Em outro episódio, em março deste ano, professores municipais da cidade de São Paulo foram duramente reprimidos durante uma manifestação na Câmara Municipal durante ato dos professores contra a reforma da Previdência de servidores municipais proposta pelo então prefeito João Dória (PSDB). Os guardas municipais e PMs usaram bombas de gás lacrimogênio e de efeito moral para impedir a entrada de manifestantes na Câmara para acompanhar a discussão do projeto. No interior da Casa também houve repressão, com ao menos uma manifestante gravemente ferida.
O mesmo modus operandi foi usado contra servidores públicos do Paraná, a maioria professores, em abril de 2015, quando as forças de segurança, capitaneadas pelo governador Beto Richa montaram uma estrutura “de guerra” para conter os protestos contra a votação do projeto que alterava a previdência dos servidores. O confronto ocorreu quando os manifestantes tentavam o acesso à Assembleia Legislativa para acompanhar a votação da proposta. Cerca de 50 pessoas saíram feridas após a polícia lançar mão de bombas de efeito moral, balas de borracha, jatos de água e gás de pimenta.

Ocupa Brasília

Em novembro de 2016, durante a ocupação da Explanada dos Ministérios em protesto contra a 1ª votação da PEC 55 no Senado Federal, que previa um congelamento dos gastos da União por 20 anos, a Polícia Militar usou de gás lacrimogênio, gás de pimenta e bombas para dispersar a multidão, transformando a Capital Federal num campo de guerra.
Presente ao ato representando a ADUFLA, o professor José Luís Contado (DCA), que estava acompanhado do professor Rafael de Deus Garcia (DIR) e das professoras Maria Raquel Isnard Moulin (DMV) e Renata Teles Moureira (DCC), entende que a maneira como as forças de segurança operam diante de manifestações populares são resquícios da Ditadura Militar. “Hoje, os manifestantes estão mais passíveis, mas a truculência da polícia está mais forte, seja contra os sem-teto, os sem-casas, professores, sindicatos. Mas sempre foi assim. Eles [Polícia] sabem muito bem o que tem de fazer nessas situações. E fazem muito bem”, enfatiza o professor.

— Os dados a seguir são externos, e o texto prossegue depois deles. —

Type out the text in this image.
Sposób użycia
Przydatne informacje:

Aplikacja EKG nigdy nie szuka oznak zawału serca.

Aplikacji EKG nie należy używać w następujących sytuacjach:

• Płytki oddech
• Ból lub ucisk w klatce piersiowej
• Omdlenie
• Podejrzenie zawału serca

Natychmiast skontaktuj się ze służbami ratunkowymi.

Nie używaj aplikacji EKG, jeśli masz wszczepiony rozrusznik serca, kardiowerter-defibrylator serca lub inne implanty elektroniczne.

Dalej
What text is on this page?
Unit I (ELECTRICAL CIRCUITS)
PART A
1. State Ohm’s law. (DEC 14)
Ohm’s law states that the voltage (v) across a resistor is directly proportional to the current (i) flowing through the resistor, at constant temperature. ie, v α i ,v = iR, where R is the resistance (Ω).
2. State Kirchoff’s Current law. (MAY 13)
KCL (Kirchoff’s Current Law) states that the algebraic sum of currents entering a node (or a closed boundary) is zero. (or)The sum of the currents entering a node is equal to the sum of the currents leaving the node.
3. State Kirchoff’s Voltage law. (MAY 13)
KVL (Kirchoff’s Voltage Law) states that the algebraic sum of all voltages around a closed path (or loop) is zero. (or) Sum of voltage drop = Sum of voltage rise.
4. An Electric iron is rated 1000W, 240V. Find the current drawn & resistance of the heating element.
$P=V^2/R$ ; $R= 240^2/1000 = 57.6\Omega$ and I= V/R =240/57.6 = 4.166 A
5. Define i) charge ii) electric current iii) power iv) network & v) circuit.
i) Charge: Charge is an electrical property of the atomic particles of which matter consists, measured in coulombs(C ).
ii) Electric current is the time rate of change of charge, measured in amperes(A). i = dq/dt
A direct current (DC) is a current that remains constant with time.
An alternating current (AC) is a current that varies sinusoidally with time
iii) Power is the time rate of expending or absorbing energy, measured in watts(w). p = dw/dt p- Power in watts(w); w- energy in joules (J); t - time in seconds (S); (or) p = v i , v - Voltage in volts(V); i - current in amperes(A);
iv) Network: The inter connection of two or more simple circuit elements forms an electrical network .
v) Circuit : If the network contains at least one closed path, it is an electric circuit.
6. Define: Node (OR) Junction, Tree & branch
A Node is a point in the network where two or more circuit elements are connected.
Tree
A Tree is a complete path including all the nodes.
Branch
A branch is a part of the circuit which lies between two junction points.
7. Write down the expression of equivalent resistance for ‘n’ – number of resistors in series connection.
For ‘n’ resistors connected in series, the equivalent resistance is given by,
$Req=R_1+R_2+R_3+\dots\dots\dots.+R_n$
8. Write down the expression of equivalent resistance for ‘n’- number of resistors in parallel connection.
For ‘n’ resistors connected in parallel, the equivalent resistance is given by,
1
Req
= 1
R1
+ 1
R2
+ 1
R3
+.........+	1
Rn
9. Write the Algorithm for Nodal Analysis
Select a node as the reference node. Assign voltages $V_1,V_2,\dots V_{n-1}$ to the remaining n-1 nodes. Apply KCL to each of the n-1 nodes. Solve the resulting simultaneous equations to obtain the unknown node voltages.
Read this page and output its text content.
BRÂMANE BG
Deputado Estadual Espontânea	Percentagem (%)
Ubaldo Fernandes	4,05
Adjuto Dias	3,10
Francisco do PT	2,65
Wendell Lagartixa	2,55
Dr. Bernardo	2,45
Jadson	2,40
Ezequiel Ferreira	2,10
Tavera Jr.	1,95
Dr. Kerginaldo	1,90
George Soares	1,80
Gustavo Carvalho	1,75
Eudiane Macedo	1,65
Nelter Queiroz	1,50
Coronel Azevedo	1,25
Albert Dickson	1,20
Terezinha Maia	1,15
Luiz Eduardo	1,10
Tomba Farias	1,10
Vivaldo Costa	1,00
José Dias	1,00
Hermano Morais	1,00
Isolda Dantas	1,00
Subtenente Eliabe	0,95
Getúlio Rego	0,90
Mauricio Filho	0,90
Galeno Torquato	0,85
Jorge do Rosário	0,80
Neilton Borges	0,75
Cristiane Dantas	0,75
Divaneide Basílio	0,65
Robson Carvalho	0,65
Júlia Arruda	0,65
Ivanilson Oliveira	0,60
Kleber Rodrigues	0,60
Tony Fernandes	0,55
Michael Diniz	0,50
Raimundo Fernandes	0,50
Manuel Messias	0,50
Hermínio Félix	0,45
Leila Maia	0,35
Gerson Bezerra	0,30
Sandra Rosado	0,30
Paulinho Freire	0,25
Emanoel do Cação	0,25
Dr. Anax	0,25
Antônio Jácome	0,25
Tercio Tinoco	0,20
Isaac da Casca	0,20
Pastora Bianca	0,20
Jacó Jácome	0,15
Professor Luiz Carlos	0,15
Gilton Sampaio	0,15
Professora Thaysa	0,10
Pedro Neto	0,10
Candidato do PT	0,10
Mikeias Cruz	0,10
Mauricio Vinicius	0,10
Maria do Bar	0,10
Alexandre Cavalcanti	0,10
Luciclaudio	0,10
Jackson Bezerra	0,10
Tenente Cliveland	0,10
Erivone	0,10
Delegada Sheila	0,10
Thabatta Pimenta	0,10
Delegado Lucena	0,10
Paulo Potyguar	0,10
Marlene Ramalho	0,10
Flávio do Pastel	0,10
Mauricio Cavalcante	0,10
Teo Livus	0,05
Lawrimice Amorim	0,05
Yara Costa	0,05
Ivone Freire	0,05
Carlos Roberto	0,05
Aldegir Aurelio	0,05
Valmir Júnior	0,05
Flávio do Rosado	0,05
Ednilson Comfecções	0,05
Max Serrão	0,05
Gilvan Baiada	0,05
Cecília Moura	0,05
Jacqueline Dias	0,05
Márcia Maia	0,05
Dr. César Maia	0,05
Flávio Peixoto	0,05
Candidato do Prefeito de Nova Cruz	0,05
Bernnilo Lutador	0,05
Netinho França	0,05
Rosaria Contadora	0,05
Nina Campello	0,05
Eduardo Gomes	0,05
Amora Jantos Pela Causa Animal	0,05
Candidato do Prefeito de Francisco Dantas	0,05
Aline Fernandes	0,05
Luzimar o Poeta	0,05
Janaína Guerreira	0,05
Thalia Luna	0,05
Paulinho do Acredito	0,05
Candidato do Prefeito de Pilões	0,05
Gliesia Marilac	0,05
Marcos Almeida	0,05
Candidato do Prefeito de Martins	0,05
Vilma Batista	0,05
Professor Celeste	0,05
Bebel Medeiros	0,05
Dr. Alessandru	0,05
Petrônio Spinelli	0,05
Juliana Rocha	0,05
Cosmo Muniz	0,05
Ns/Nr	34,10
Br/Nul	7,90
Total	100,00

No ato em Brasília, Contado lembra que a manifestação estava sendo conduzida de forma pacífica, até que um pequeno grupo “virou” um veículo justamente próximo ao local onde estavam concentrados os policiais do Pelotão de Choque, que imediatamente iniciaram a operação para dispersar os manifestantes com o uso de bombas, gás lacrimogênio, de pimenta. “Estava programado. Foi algo planejado. Só precisava de um motivo. Não precisava tanta força para afastar os manifestantes. Eles poderiam ter controlado a situação de forma isolada, mas partiram pra cima e foram pressionando a multidão, que teve que recuar. A maioria fez sem resistência, mas sempre tem aqueles que vão para o embate”, conta.
Natural de São Paulo, o professor Contado disse que a tática utilizada em Brasília foi a mesma registrada no seu estado na época em que Alexandre de Moraes, atualmente Ministro do STF, era secretário da Justiça, no Governo de Geraldo Alckmin. “O então Ministro da Justiça do Temer levou o modelo de São Paulo para Brasília, empregando força aquém do necessário para dispersar os manifestantes. É a mesma tática” É a mesma tática”, destaca.
Em análise, o professor Contado avalia que a participação dos docentes no movimento em defesa dos direitos da categoria está cada vez mais fraca, tanto na UFLA quanto nas demais universidades país afora. “Estávamos protestando contra o congelamento dos gastos por 20 anos, contra cortes nos investimentos, mas apenas quatro professores se prontificaram a ir a Brasília. Tinham poucos professores na manifestação. Muitos não se atentaram para o problema, não perceberam a importância daquela situação e hoje sofrem com a falta de recursos na universidade. As pessoas estão cada vez mais individualistas, imediatistas, preferem acompanhar do que participar”, lamenta.